As Colombia’s investment potential becomes less attractive on the global market, the financial services sector has seen notable gains. In the first half of 2024, the country received USD 2 billion in foreign portfolio investments, equivalent to 1% of the GDP for the semester. This inflow was driven by USD 1.3 billion in long-term debt securities issued in international markets and USD 757 million in net purchases of financial instruments by non-resident investors in the local market.
During this period, Colombia also witnessed large capital outflows, estimated at USD 4.5 billion for the first half of 2024. This figure represents a slight decrease of USD 389 million compared to the same period in 2023. The outflows were primarily driven by USD 2.1 billion in direct investments abroad and USD 2.3 billion in the establishment of financial assets overseas.

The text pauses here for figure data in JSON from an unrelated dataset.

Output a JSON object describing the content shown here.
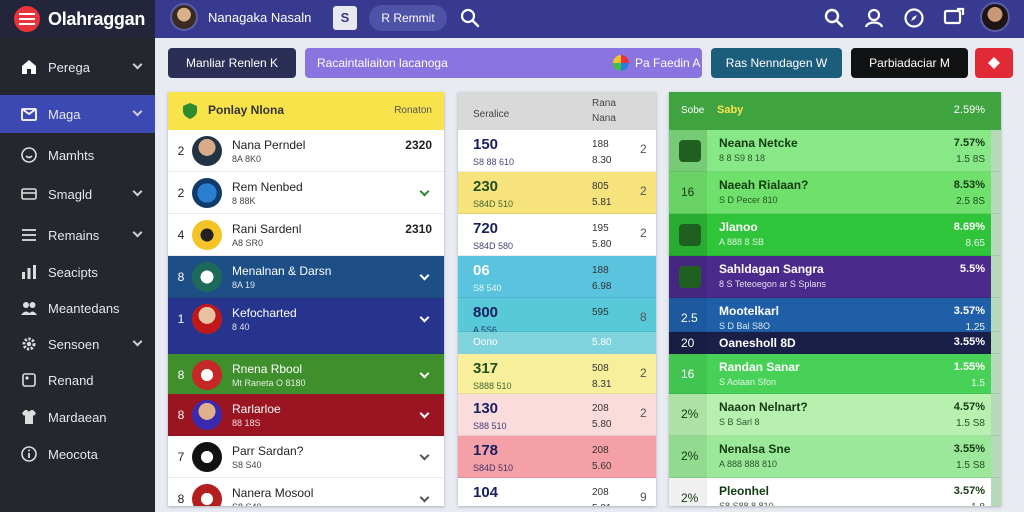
{
  "header": {
    "app_name": "Olahraggan",
    "user_name": "Nanagaka Nasaln",
    "doc_icon_label": "S",
    "pill_label": "R Remmit",
    "colors": {
      "topbar": "#373a8e",
      "brand_bg": "#23253a",
      "accent": "#e8343a"
    },
    "icons": [
      "search-icon",
      "user-icon",
      "compass-icon",
      "screen-icon"
    ]
  },
  "sidebar": {
    "items": [
      {
        "label": "Perega",
        "icon": "home-icon",
        "chevron": true,
        "active": false
      },
      {
        "label": "Maga",
        "icon": "box-icon",
        "chevron": true,
        "active": true
      },
      {
        "label": "Mamhts",
        "icon": "smile-icon",
        "chevron": false,
        "active": false
      },
      {
        "label": "Smagld",
        "icon": "card-icon",
        "chevron": true,
        "active": false
      },
      {
        "label": "Remains",
        "icon": "list-icon",
        "chevron": true,
        "active": false
      },
      {
        "label": "Seacipts",
        "icon": "chart-icon",
        "chevron": false,
        "active": false
      },
      {
        "label": "Meantedans",
        "icon": "people-icon",
        "chevron": false,
        "active": false
      },
      {
        "label": "Sensoen",
        "icon": "gear-icon",
        "chevron": true,
        "active": false
      },
      {
        "label": "Renand",
        "icon": "tag-icon",
        "chevron": false,
        "active": false
      },
      {
        "label": "Mardaean",
        "icon": "shirt-icon",
        "chevron": false,
        "active": false
      },
      {
        "label": "Meocota",
        "icon": "info-icon",
        "chevron": false,
        "active": false
      }
    ]
  },
  "toolbar": {
    "btn1": "Manliar Renlen K",
    "btn2": "Racaintaliaiton lacanoga",
    "btn2_right": "Pa Faedin A",
    "btn3": "Ras Nenndagen W",
    "btn4": "Parbiadaciar M"
  },
  "panel_a": {
    "header_title": "Ponlay Nlona",
    "header_right": "Ronaton",
    "rows": [
      {
        "rank": "2",
        "name": "Nana Perndel",
        "sub": "8A 8K0",
        "value": "2320",
        "chevron": false,
        "bg": "#ffffff",
        "fg": "#222222"
      },
      {
        "rank": "2",
        "name": "Rem Nenbed",
        "sub": "8 88K",
        "value": "",
        "chevron": true,
        "bg": "#ffffff",
        "fg": "#222222"
      },
      {
        "rank": "4",
        "name": "Rani Sardenl",
        "sub": "A8 SR0",
        "value": "2310",
        "chevron": false,
        "bg": "#ffffff",
        "fg": "#222222"
      },
      {
        "rank": "8",
        "name": "Menalnan & Darsn",
        "sub": "8A 19",
        "value": "",
        "chevron": true,
        "bg": "#1d4f86",
        "fg": "#ffffff"
      },
      {
        "rank": "1",
        "name": "Kefocharted",
        "sub": "8 40",
        "value": "",
        "chevron": true,
        "bg": "#27348d",
        "fg": "#ffffff"
      },
      {
        "rank": "8",
        "name": "Rnena Rbool",
        "sub": "Mt Raneta O 8180",
        "value": "",
        "chevron": true,
        "bg": "#3f8f2c",
        "fg": "#ffffff"
      },
      {
        "rank": "8",
        "name": "Rarlarloe",
        "sub": "88 18S",
        "value": "",
        "chevron": true,
        "bg": "#9a1422",
        "fg": "#ffffff"
      },
      {
        "rank": "7",
        "name": "Parr Sardan?",
        "sub": "S8 S40",
        "value": "",
        "chevron": true,
        "bg": "#ffffff",
        "fg": "#222222"
      },
      {
        "rank": "8",
        "name": "Nanera Mosool",
        "sub": "S8 S40",
        "value": "",
        "chevron": true,
        "bg": "#ffffff",
        "fg": "#222222"
      }
    ]
  },
  "panel_b": {
    "header_left": "Seralice",
    "header_right_top": "Rana",
    "header_right_bottom": "Nana",
    "rows": [
      {
        "value": "150",
        "sub": "S8 88 610",
        "n1": "188",
        "n2": "8.30",
        "m": "2",
        "bg": "#ffffff",
        "fg": "#1a1f5e"
      },
      {
        "value": "230",
        "sub": "S84D 510",
        "n1": "805",
        "n2": "5.81",
        "m": "2",
        "bg": "#f6e37c",
        "fg": "#1f4f1f"
      },
      {
        "value": "720",
        "sub": "S84D 580",
        "n1": "195",
        "n2": "5.80",
        "m": "2",
        "bg": "#ffffff",
        "fg": "#1a1f5e"
      },
      {
        "value": "06",
        "sub": "S8 540",
        "n1": "188",
        "n2": "6.98",
        "m": "",
        "bg": "#5ac3de",
        "fg": "#ffffff"
      },
      {
        "value": "800",
        "sub": "A 5S6",
        "n1": "595",
        "n2": "",
        "m": "8",
        "bg": "#58c9d8",
        "fg": "#1a1f5e"
      },
      {
        "value": "Oono",
        "sub": "",
        "n1": "",
        "n2": "5.80",
        "m": "",
        "bg": "#7fd3dc",
        "fg": "#ffffff"
      },
      {
        "value": "317",
        "sub": "S888 510",
        "n1": "508",
        "n2": "8.31",
        "m": "2",
        "bg": "#f7ef9c",
        "fg": "#1f4f1f"
      },
      {
        "value": "130",
        "sub": "S88 510",
        "n1": "208",
        "n2": "5.80",
        "m": "2",
        "bg": "#fbdcdc",
        "fg": "#1a1f5e"
      },
      {
        "value": "178",
        "sub": "S84D 510",
        "n1": "208",
        "n2": "5.60",
        "m": "",
        "bg": "#f59fa6",
        "fg": "#1a1f5e"
      },
      {
        "value": "104",
        "sub": "S84D 510",
        "n1": "208",
        "n2": "5.81",
        "m": "9",
        "bg": "#ffffff",
        "fg": "#1a1f5e"
      }
    ]
  },
  "panel_c": {
    "header_left": "Sobe",
    "header_title": "Saby",
    "header_right": "2.59%",
    "rows": [
      {
        "badge": "",
        "name": "Neana Netcke",
        "sub": "8 8 S9 8 18",
        "pct": "7.57%",
        "n": "1.5 8S",
        "bg": "#88e888",
        "fg": "#143a14"
      },
      {
        "badge": "16",
        "name": "Naeah Rialaan?",
        "sub": "S D Pecer 810",
        "pct": "8.53%",
        "n": "2.5 8S",
        "bg": "#6fe06b",
        "fg": "#143a14"
      },
      {
        "badge": "",
        "name": "Jlanoo",
        "sub": "A 888 8 SB",
        "pct": "8.69%",
        "n": "8.65",
        "bg": "#2fc43a",
        "fg": "#ffffff"
      },
      {
        "badge": "",
        "name": "Sahldagan Sangra",
        "sub": "8 S Teteoegon ar S Splans",
        "pct": "5.5%",
        "n": "",
        "bg": "#4a2a8a",
        "fg": "#ffffff"
      },
      {
        "badge": "2.5",
        "name": "Mootelkarl",
        "sub": "S D Bal S8O",
        "pct": "3.57%",
        "n": "1.25",
        "bg": "#1e5fa8",
        "fg": "#ffffff"
      },
      {
        "badge": "20",
        "name": "Oanesholl 8D",
        "sub": "",
        "pct": "3.55%",
        "n": "",
        "bg": "#1a1f48",
        "fg": "#ffffff"
      },
      {
        "badge": "16",
        "name": "Randan Sanar",
        "sub": "S Aolaan Sfon",
        "pct": "1.55%",
        "n": "1.5",
        "bg": "#47d157",
        "fg": "#ffffff"
      },
      {
        "badge": "2%",
        "name": "Naaon Nelnart?",
        "sub": "S B Sarl 8",
        "pct": "4.57%",
        "n": "1.5 S8",
        "bg": "#b8f0b0",
        "fg": "#143a14"
      },
      {
        "badge": "2%",
        "name": "Nenalsa Sne",
        "sub": "A 888 888 810",
        "pct": "3.55%",
        "n": "1.5 S8",
        "bg": "#9ce89a",
        "fg": "#143a14"
      },
      {
        "badge": "2%",
        "name": "Pleonhel",
        "sub": "S8 S88 8 810",
        "pct": "3.57%",
        "n": "1.8",
        "bg": "#ffffff",
        "fg": "#143a14"
      }
    ]
  }
}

As Colombia grapples with shifts in both inbound and outbound capital flows, it faces an increasingly challenging economic landscape. This is compounded by a deteriorating security situation, highlighted by recent attacks on oil and gas infrastructure by the National Liberation Army (ELN) guerrilla group, the looming threat of energy rationing affecting 10 million households along the coast, and a freight transporters’ strike that could disrupt supply chains and jeopardize food security. Banco de la República’s report underscores the growing difficulties facing one of Latin America’s previously robust markets, which is increasingly overlooked by investors in favor of economies offering greater political stability and more secure economic prospects.